Tuesday, October 02, 2007

Value of the Dollar in 1 Year? Check Forward Rates

What's going to happen to the U.S. dollar over the next year? Stronger, weaker? The best place to find out is in the forward markets for foreign exchange, where the dollar is already trading against the currencies of about 30 countries for delivery one year from now.

According to yesterday's
one-year currency forward rates, the dollar is expected to continue depreciate over the next year, and is trading at a one-year forward discount, against 11 major currencies like the euro, Swiss franc, yen, Canadian dollar, etc. (see chart above, click to enlarge). The USD is expected to appreciate over the next year, and is already trading at a one-year forward premium against 18 currencies including the UK pound, Mexican peso, Indian rupee, etc.

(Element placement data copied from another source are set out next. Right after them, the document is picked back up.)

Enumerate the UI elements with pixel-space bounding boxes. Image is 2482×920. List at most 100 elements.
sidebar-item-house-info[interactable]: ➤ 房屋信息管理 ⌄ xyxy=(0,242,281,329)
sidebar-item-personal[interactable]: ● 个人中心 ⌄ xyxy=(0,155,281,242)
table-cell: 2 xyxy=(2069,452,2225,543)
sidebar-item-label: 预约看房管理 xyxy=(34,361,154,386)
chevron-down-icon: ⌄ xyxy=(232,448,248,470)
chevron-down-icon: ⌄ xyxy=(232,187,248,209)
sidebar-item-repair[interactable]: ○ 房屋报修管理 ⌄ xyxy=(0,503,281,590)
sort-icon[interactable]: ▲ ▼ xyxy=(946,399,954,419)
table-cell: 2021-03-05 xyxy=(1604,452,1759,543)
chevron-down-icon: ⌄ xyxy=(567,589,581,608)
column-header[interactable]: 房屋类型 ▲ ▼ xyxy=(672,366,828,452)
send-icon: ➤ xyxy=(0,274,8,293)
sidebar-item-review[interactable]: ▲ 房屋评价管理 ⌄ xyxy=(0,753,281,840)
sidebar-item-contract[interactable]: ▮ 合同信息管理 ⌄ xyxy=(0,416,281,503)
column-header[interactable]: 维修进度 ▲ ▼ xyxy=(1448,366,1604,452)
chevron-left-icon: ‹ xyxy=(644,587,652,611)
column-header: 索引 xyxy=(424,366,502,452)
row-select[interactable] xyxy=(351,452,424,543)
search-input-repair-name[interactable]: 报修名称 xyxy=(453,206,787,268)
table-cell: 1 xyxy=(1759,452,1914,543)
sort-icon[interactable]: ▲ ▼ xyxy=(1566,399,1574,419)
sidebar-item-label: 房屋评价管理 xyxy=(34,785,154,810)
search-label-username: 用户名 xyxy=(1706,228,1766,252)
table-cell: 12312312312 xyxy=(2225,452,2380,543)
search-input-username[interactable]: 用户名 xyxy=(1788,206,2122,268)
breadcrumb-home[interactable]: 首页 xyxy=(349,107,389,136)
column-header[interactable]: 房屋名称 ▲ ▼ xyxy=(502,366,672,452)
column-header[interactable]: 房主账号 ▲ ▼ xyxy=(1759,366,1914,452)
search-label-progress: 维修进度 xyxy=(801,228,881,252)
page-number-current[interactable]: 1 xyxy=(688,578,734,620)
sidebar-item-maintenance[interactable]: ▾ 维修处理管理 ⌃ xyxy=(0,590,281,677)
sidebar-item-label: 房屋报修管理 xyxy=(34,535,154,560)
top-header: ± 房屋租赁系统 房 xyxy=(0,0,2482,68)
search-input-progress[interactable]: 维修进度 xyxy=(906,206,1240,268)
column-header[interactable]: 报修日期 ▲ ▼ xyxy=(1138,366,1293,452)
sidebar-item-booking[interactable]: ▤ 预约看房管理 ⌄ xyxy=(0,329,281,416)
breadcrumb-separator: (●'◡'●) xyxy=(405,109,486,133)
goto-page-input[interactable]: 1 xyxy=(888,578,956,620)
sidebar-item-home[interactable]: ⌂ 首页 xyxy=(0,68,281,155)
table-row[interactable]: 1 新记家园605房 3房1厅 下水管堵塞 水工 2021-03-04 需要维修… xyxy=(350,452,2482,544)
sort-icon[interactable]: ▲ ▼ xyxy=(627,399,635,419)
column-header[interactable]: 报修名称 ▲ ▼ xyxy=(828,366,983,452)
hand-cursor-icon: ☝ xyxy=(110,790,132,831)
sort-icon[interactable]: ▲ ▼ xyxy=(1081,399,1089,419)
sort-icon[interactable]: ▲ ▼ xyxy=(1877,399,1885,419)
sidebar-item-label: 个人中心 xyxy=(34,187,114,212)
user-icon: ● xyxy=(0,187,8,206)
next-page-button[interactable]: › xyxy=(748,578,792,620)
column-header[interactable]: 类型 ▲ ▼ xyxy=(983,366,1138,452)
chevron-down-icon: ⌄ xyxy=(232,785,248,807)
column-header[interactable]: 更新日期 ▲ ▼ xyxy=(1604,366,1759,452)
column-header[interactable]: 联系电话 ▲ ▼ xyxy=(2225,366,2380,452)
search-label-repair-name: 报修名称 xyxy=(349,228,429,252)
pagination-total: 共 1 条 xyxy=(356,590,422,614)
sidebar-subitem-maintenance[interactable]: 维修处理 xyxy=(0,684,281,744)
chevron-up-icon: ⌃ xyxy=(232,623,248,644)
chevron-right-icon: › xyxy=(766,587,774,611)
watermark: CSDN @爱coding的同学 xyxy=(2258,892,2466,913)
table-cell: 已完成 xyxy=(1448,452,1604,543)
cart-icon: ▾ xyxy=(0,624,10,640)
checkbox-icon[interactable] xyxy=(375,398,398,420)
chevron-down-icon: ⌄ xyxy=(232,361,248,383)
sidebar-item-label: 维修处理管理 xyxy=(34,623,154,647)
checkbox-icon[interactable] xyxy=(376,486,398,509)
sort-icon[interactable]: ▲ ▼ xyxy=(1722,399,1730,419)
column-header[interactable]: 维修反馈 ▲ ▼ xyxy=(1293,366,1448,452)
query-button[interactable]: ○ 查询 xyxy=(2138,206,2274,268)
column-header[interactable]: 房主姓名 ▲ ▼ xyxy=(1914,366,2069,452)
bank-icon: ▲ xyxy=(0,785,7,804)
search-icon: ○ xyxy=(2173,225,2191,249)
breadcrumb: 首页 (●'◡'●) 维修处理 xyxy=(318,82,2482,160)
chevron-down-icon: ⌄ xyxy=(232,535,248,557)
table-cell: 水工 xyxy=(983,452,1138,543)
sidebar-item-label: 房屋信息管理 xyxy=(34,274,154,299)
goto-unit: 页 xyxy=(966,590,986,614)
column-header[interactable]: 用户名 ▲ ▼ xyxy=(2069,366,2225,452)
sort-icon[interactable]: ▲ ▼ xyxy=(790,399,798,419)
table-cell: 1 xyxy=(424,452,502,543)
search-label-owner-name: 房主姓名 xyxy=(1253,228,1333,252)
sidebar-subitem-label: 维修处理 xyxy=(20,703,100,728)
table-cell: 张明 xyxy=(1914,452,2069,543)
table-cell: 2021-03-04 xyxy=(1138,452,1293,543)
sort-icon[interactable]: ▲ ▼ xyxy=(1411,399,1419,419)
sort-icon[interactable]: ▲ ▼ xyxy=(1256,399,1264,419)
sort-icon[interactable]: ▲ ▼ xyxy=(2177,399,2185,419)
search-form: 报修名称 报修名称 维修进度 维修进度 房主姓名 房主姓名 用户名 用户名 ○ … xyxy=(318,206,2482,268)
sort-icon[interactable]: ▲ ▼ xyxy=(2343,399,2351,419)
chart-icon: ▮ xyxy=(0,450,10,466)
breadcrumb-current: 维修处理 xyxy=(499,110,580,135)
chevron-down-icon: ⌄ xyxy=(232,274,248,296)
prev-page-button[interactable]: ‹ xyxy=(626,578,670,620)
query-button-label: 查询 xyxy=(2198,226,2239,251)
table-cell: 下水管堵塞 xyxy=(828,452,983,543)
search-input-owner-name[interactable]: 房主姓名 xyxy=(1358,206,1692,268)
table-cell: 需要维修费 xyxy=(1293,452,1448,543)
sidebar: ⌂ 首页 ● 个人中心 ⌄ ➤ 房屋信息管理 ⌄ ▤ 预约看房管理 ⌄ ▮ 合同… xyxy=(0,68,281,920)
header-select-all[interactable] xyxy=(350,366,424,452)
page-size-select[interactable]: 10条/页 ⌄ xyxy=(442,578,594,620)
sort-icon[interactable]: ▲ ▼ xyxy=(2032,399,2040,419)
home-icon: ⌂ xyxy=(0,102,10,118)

Bottom Line: The fall of the USD has probably stabilized and will actually appreciate over the next year against some currencies like the UK pound, and will depreciate only mildly against many other currencies.

2 Comments:

At 10/02/2007 10:09 AM, Anonymous Anonymous said...

You might find that forward rates are a poor predictor of future spot FX rates. Just something to consider.

 
At 10/03/2007 12:03 PM, Blogger happyjuggler0 said...

Forex futures are determined by arbitraging the difference between interest rates in different countries so as to not leave $100 bills lying around on the ground. Otherwise you could borrow short term, transfer your currency from x to y, and do the reverse in the futures market. Thus forex futures don't even pretend to predict future currency values.